As soon as I wrote my reaction to the World Trade Center movie, a foolish kneejerker admonished me:
as a nation we are succeeding in getting past 9-11 but that has been accomplished with positivity and not the skulking anger you seem to advocate.
Only hours later, news of the foiled terrorist plot in the UK was announced. I hope this fool realizes that “positivity” will not protect us. But no. We have nothing to fear but his lack of fear. That will lull us into letting our guard down and letting these Islamic fascists to attack us.
Reuters reports that Muslims are “bristling” at the term Islamic fascists. Well, tough shit. I am bristling at the refusal of the Islamic world to condemn the murder and mayhem being rained down around the world by the extremist fascists among them. Rather than attacking the language in press releases, why not hold a press conference attacking the attackers?
: Tonight on CNN, Paula Zahn promises to tell us just “what exactly goes into a liquid bomb.” Thank goodness, they are as deceptive in their teases as ever; they didn’t say exactly what does into it. But they did say a water bottle would be enough. Now that’s public service. Let’s tell the next Richard Reid how to build a Dr. Pepper bomb. Idiots.

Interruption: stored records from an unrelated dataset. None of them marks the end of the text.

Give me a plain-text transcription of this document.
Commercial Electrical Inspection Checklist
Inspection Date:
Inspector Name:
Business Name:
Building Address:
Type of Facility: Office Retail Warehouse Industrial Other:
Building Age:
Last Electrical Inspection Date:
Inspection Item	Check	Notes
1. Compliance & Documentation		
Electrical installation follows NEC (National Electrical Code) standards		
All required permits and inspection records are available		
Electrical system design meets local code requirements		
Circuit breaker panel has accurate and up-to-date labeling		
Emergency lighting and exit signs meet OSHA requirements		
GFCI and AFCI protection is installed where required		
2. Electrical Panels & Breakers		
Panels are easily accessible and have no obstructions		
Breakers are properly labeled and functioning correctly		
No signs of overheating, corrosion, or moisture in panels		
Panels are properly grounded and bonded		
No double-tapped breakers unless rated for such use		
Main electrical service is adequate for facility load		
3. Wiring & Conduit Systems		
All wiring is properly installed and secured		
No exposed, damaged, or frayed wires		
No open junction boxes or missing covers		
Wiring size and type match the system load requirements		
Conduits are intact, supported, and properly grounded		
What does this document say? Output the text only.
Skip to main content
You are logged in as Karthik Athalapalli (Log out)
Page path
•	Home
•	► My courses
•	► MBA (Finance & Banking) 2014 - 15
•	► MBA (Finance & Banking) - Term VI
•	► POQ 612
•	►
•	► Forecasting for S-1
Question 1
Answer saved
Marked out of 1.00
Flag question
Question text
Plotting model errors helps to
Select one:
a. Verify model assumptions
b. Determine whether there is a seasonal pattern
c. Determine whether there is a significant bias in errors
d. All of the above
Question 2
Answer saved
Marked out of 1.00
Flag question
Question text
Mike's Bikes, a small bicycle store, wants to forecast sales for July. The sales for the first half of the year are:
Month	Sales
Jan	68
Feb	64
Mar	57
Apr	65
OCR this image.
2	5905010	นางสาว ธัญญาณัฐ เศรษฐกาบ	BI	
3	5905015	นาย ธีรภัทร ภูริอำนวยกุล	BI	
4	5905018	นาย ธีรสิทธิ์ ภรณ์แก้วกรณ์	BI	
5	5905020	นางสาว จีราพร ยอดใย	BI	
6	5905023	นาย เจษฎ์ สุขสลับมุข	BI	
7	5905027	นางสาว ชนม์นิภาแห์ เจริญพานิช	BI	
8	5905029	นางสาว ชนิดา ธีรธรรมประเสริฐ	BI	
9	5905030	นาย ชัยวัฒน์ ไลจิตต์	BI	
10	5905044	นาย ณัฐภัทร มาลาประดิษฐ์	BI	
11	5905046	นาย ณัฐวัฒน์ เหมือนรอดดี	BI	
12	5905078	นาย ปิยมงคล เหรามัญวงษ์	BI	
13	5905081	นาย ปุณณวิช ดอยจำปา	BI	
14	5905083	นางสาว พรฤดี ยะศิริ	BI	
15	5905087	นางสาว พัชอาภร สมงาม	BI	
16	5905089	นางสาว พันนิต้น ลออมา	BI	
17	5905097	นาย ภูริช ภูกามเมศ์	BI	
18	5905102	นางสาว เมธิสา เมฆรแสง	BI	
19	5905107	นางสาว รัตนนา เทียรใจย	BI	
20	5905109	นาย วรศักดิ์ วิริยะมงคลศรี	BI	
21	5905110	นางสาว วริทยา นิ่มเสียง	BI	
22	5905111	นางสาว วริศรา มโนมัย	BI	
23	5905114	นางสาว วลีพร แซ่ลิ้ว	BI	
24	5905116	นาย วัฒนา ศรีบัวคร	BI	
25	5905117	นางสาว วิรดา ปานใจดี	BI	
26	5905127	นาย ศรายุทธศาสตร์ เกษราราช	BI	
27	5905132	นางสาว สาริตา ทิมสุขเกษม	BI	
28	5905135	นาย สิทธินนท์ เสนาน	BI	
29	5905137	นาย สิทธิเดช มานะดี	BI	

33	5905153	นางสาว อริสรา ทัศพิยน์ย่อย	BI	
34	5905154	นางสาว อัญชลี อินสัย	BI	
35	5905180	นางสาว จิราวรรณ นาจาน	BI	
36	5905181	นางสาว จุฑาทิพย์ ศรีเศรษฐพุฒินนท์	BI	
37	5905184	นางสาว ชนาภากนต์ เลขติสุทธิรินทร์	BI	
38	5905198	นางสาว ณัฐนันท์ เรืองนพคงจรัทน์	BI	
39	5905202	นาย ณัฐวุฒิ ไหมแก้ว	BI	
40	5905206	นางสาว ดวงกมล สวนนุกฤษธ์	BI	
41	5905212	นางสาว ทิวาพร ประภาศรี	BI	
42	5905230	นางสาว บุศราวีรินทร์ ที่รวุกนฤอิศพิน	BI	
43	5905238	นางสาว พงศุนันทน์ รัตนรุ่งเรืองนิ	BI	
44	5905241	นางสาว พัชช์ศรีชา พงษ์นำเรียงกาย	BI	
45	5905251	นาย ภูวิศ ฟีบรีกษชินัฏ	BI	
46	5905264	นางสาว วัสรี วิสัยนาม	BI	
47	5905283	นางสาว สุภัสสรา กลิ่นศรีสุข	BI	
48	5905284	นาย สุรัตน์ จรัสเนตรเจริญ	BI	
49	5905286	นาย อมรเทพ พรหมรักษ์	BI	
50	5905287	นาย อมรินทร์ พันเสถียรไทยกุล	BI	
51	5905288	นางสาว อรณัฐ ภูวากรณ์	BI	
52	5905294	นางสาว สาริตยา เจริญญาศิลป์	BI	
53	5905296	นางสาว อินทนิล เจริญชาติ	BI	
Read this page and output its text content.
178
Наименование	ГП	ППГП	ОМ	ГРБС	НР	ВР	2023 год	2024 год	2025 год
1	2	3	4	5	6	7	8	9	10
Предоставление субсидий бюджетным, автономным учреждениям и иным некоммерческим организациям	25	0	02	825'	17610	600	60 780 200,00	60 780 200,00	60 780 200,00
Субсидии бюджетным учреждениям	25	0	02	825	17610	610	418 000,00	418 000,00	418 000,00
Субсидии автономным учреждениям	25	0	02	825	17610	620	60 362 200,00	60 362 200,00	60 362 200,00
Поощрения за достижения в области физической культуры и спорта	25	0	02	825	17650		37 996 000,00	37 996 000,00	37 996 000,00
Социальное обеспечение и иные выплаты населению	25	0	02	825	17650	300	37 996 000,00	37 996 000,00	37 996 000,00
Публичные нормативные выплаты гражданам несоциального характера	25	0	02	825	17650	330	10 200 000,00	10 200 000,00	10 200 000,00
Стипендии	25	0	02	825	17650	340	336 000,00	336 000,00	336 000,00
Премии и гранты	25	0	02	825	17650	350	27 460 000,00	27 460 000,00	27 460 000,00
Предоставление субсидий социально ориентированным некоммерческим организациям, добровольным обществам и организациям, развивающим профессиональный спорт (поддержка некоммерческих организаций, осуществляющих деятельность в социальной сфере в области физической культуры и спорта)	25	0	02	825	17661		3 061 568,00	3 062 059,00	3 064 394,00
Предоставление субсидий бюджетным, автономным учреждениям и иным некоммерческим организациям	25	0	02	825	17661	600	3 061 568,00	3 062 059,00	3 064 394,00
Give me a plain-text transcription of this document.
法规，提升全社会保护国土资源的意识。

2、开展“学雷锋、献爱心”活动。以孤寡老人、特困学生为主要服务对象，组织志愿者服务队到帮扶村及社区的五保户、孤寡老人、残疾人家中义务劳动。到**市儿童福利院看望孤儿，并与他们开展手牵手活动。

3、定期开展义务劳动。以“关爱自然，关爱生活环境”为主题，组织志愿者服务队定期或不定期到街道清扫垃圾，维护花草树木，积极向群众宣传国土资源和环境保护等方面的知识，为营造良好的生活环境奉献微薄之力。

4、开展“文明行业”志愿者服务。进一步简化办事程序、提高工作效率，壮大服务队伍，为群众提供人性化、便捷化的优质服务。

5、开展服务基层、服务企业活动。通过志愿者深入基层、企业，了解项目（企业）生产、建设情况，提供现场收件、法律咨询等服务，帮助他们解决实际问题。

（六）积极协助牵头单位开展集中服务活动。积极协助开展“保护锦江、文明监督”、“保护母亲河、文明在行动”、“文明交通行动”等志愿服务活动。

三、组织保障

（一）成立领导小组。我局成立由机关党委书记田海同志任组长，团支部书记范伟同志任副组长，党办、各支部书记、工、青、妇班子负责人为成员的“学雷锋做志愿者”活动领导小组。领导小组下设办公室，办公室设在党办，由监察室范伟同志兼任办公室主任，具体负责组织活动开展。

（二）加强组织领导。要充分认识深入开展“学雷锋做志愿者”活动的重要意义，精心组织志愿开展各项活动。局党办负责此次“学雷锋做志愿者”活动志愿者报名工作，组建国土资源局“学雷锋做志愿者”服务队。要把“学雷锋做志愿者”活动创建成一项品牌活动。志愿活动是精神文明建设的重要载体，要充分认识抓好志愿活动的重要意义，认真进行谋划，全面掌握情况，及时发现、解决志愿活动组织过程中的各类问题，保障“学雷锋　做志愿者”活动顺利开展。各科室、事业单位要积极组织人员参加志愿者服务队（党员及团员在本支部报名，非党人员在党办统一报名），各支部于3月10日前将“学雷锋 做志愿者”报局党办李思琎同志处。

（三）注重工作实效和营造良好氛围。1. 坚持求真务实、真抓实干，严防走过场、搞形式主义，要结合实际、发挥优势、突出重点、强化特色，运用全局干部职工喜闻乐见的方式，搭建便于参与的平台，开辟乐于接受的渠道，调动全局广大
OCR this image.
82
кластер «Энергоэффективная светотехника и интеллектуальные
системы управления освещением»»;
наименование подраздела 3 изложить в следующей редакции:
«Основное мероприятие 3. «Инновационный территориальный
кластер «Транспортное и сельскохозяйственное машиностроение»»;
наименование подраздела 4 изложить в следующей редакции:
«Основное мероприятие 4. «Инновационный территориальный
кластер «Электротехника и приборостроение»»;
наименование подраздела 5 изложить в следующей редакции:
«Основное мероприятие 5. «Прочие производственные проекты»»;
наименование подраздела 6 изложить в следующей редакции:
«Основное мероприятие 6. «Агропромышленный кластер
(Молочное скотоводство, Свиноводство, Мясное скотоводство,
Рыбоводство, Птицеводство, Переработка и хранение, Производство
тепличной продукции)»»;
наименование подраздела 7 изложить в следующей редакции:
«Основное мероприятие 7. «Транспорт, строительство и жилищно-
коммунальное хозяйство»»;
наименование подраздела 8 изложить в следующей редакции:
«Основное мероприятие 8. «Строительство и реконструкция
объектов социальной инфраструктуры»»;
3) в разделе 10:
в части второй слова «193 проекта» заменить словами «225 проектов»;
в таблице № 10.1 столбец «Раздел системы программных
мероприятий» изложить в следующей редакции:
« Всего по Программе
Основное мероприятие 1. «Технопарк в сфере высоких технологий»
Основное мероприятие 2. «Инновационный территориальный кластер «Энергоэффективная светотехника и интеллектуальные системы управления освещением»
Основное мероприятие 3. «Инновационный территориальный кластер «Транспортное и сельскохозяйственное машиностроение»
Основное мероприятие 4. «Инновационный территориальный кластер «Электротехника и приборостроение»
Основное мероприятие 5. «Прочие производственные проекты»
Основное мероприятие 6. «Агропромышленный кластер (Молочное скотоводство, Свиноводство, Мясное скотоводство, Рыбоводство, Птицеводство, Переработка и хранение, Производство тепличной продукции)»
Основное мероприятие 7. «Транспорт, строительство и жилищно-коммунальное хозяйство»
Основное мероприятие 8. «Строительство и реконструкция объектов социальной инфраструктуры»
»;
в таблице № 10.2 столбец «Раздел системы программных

: Luckily, when you search on liquid bomb, this is what you get. Don’t forget the peach schnapps. Bottoms up.
: Thank God for the Pakistani authorities who did display the moral fortitude to thwart this plot.
: The Guardian — using larger numbers than other sources — says the plot targeted 12 jets over five U.S. cities.
When the jets were in midair over American cities, they planned to combine the explosives and detonate them using an electric charge from an iPod, the security services believe. BA flights were among the targets. US officials said the bombers had been seeking to hit New York, Washington, San Francisco, Boston and Los Angeles. Other airlines targeted were thought to be United, American and Continental.
Loss of life might have surpassed the 2,700 killed in the attack on the twin towers in New York five years ago. “This was our 9/11,” a British security source said. . . .
It was claimed in the US that the plotters had planned to blow up three planes an hour for three hours, and that up to 50 people had been involved; this could not be corroborated in the UK.
The Times of London says:
Instead of setting off the bombs simultaneously, Cobra was told, the terrorists planned to detonate them in a staggered pattern, to sow maximum panic while inflicting the greatest loss of life.
: To continue the grisly mathematics of terror: The Guardian says up to 12 planes would have been involved. At maximum, that could be 372 to 416 people per plane — that is, 4,464 to 4,992 passengers in addition to God knows how many people on the ground in those five cities.
: There is nothing to do on a transatlantic flight out of London except meditate, it seems. No laptops. No iPods (which were the planned detonators). As near as I can tell, no books, even. The travel advisory from the Eos site:
Passengers may take through the airport security search point, in a single (ideally transparent) plastic carrier bag, only the following items. Nothing may be carried in pockets:
* pocket size wallets and pocket size purses plus contents (e.g. money, credit cards, identity cards etc (not handbags)
* travel documents essential for the journey (e.g. passports and travel tickets);
* prescription medicines and medical items sufficient and essential for the flight (eg diabetic kit), except in liquid form unless verified as authentic.
* spectacles and sunglasses, without cases.
* contact lens holders, without bottles of solution.
* for those traveling with an infant: baby food, milk (the contents of each bottle must be tasted by the accompanying passenger) and sanitary items sufficient and essential for the flight (nappies, wipes, creams and nappy disposal bags).
* female sanitary items sufficient and essential for the flight, if unboxed (eg tampons, pads, towels and wipes).
* tissues (unboxed) and/or handkerchiefs
* keys (but no electrical key fobs)
Back in December 2001, I suggested that we all fly naked.